A company in Toronto, Sotheby's International Realty Canada, believes that the Instability on the Chinese stock market is going to be a cause why buyers from mainland China will turn to Canadian luxury real estate come this fall, according to the Huffington Post. The realtor also foresees that in Toronto and Vancouver, there will be an increase in sales volume of homes that are valued more than $1 million. On the other hand, it thinks that the luxury market in Montreal will be stable while Calgary's will slow down because of the dwindling price in oil.
Moreover the company attributes the sales growth in Canada's two hottest real estate markets to the demand from international investors together with scarce inventory, the historically low interest rates and the increase in consumer confidence.
However, it is expected that in Calgary sales likely will continue to wane because the performance in Calgary's luxury real estate market is inseparable with the conditions of the oil and gas industry, which reportedly also has an effect on employment and migration.
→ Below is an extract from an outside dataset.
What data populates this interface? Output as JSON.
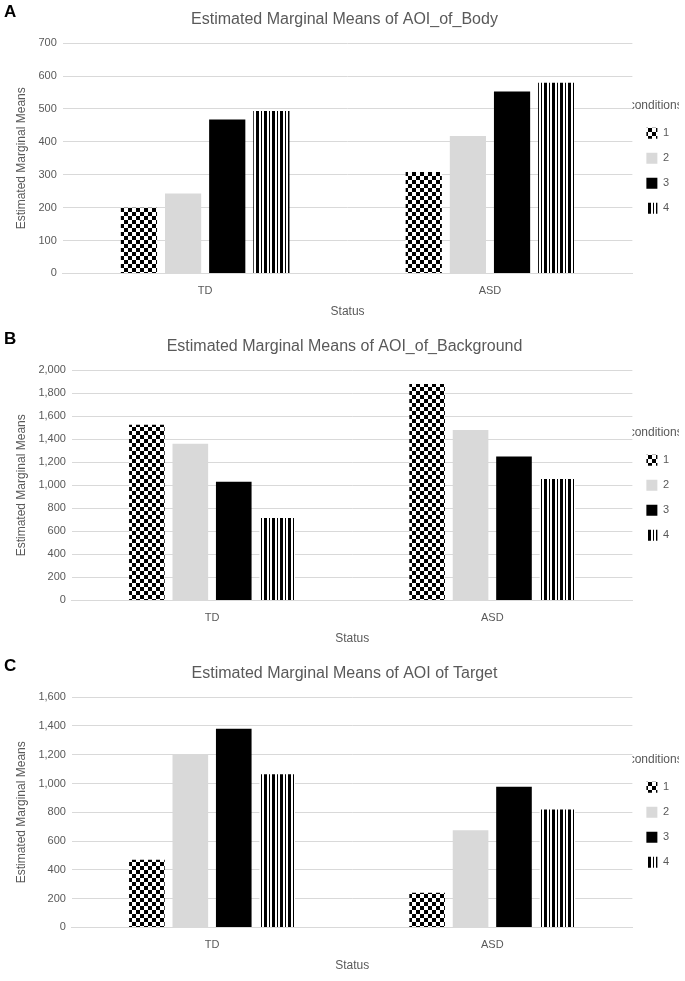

Meanwhile, volatility on the global stock markets is expected to lead to an influx of international buyers looking to snatch up top-tier Canadian homes - particularly buyers from China, where the economy has shown signs that it is slowing.
"Canada in general is seen as an oasis of political and economic stability," according to Elaine Hung, the company's vice-president of marketing. Furthermore she believes that this is true even if Canada's economy slipped into a recession in the first semester and the oil prices continue to negatively affect Western Canada.
"There's been a lot of concern about the Canadian economy and uncertainty about what's going to happen next, but certainly when it comes down to real estate, what we've seen - particularly in the major metropolitan markets of Vancouver and Toronto - is that people are very, very confident in the real estate market itself," she added.